A nostro avviso le deduzioni del curatore, sono errate in punto di diritto, anche se ne cogliamo il senso.
Sono necessarie alcune premesse al fine di comprendere i termini della questione.
In seno alle procedure esecutive (individuali e, come nel suo caso, concorsuali), il trasferimento della proprietà costituisce una fattispecie a formazione complessa che parte dall’aggiudicazione, passa per il versamento del prezzo e si completa con la pronuncia (su cui torneremo alla fine) del decreto di trasferimento.
La determinazione del momento di produzione dell’effetto traslativo non è pacifica, essendosi registrate in dottrina autorevoli opinioni che l’hanno fatta decorrere dall’aggiudicazione o dal versamento del saldo prezzo.
In giurisprudenza, comunque, prevale nettamente l’idea che il trasferimento della proprietà si determina con il decreto di trasferimento, sebbene si tratti di effetto che, come detto, postula l’intervenuto versamento del saldo prezzo, in mancanza del quale esso non si produce (Cass., 2-4-1997, n. 2867; 28-8-1997, n. 7749; 20-10-1997, n.9630; 16-9-2008, n. 23709).
Diverso, ma intimamente connesso a quello appena succintamente riassunto, è il tema della revocabilità, e dunque della stabilità, del decreto di trasferimento (e del suo effetto traslativo), a norma dell’art. 487 c.p.c., a mente del quale “Salvo che la legge disponga altrimenti, i provvedimenti del giudice dell'esecuzione sono dati con ordinanza, che può essere dal giudice stesso modificata o revocata finché non abbia avuto esecuzione.
La giurisprudenza sopra citata ha individuato questo momento nel compimento delle formalità indicate al comma primo dell’art. 586, vale a dire registrazione (da eseguirsi nel termine di venti giorni), trascrizione e voltura catastale del decreto di trasferimento (da compiersi nel termine di trenta giorni).
Ed allora, se così è, siamo dell’avviso che se il trasferimento della proprietà si produce con il decreto di trasferimento, è da quel momento che l’acquirente - nuovo proprietario – ha diritto ad ottenere la consegna del bene, a prescindere dal fatto che l’effetto traslativo diventi irrevocabile in un momento successivo.

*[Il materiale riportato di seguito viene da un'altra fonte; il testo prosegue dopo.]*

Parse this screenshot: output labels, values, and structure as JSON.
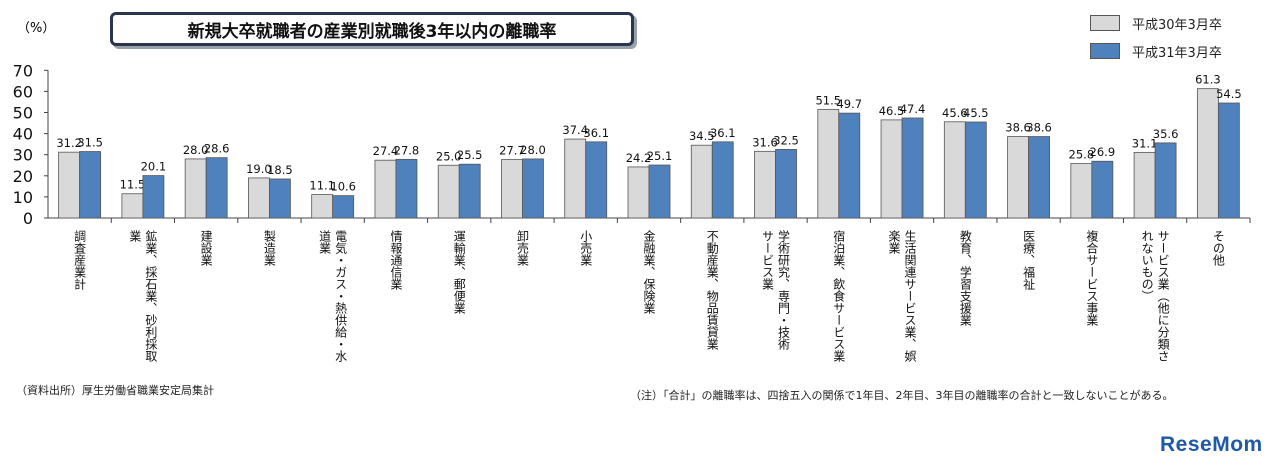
{
  "title": "新規大卒就職者の産業別就職後3年以内の離職率",
  "unit": "（%）",
  "legend": [
    {
      "label": "平成30年3月卒",
      "color": "#d9d9d9"
    },
    {
      "label": "平成31年3月卒",
      "color": "#4f81bd"
    }
  ],
  "chart_data": {
    "type": "bar",
    "ylim": [
      0,
      70
    ],
    "yticks": [
      0,
      10,
      20,
      30,
      40,
      50,
      60,
      70
    ],
    "grid": false,
    "legend_position": "top-right",
    "categories": [
      [
        "調査産業計"
      ],
      [
        "鉱業、採石業、砂利採取",
        "業"
      ],
      [
        "建設業"
      ],
      [
        "製造業"
      ],
      [
        "電気・ガス・熱供給・水",
        "道業"
      ],
      [
        "情報通信業"
      ],
      [
        "運輸業、郵便業"
      ],
      [
        "卸売業"
      ],
      [
        "小売業"
      ],
      [
        "金融業、保険業"
      ],
      [
        "不動産業、物品賃貸業"
      ],
      [
        "学術研究、専門・技術",
        "サービス業"
      ],
      [
        "宿泊業、飲食サービス業"
      ],
      [
        "生活関連サービス業、娯",
        "楽業"
      ],
      [
        "教育、学習支援業"
      ],
      [
        "医療、福祉"
      ],
      [
        "複合サービス事業"
      ],
      [
        "サービス業（他に分類さ",
        "れないもの）"
      ],
      [
        "その他"
      ]
    ],
    "series": [
      {
        "name": "平成30年3月卒",
        "values": [
          31.2,
          11.5,
          28.0,
          19.0,
          11.1,
          27.4,
          25.0,
          27.7,
          37.4,
          24.2,
          34.5,
          31.6,
          51.5,
          46.5,
          45.6,
          38.6,
          25.8,
          31.1,
          61.3
        ]
      },
      {
        "name": "平成31年3月卒",
        "values": [
          31.5,
          20.1,
          28.6,
          18.5,
          10.6,
          27.8,
          25.5,
          28.0,
          36.1,
          25.1,
          36.1,
          32.5,
          49.7,
          47.4,
          45.5,
          38.6,
          26.9,
          35.6,
          54.5
        ]
      }
    ]
  },
  "footer_left": "（資料出所）厚生労働省職業安定局集計",
  "footer_right": "（注）「合計」の離職率は、四捨五入の関係で1年目、2年目、3年目の離職率の合計と一致しないことがある。",
  "logo": "ReseMom"
}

Ergo, l’acquirente da quel momento consegue il diritto ad ottenere la consegna del bene non tanto in forza della previsione dell’art. 586 c.p.c. quanto in base alla previsione di cui all’art. 1476 c.c. posto che “Nella vendita forzata, pur non essendo ravvisabile un incontro di consensi, tra l'offerente ed il giudice, produttivo dell'effetto transattivo, essendo l'atto di autonomia privata incompatibile con l'esercizio della funzione giurisdizionale, l'offerta di acquisto del partecipante alla gara costituisce il presupposto negoziale dell'atto giurisdizionale di vendita” (Cassazione civile, sez. I 17 febbraio 1995, n. 1730).
Ciò premesso, evidenziamo che nella prassi molto spesso accade che, per evitare che decorrano i termini entro i quali devono essere compiute le formalità successive all’emissione del decreto di trasferimento questo, una volta firmato dal Giudice non viene formalmente depositato subito in cancelleria (momento nel quale il decreto materialmente esiste come atto del processo) ma dopo il compimento delle succitate formalità, sicché paradossalmente fino a quel momento l’effetto traslativo non si è ancora prodotto, proprio perché a tal fine occorre il materiale deposito in cancelleria.
In definitiva, allora, il suggerimento che ci sentiamo di dare è quello di verificare in cancelleria se il decreto di trasferimento sia stato formalmente depositato. In caso affermativo il curatore andrà diffidato alla consegna del bene.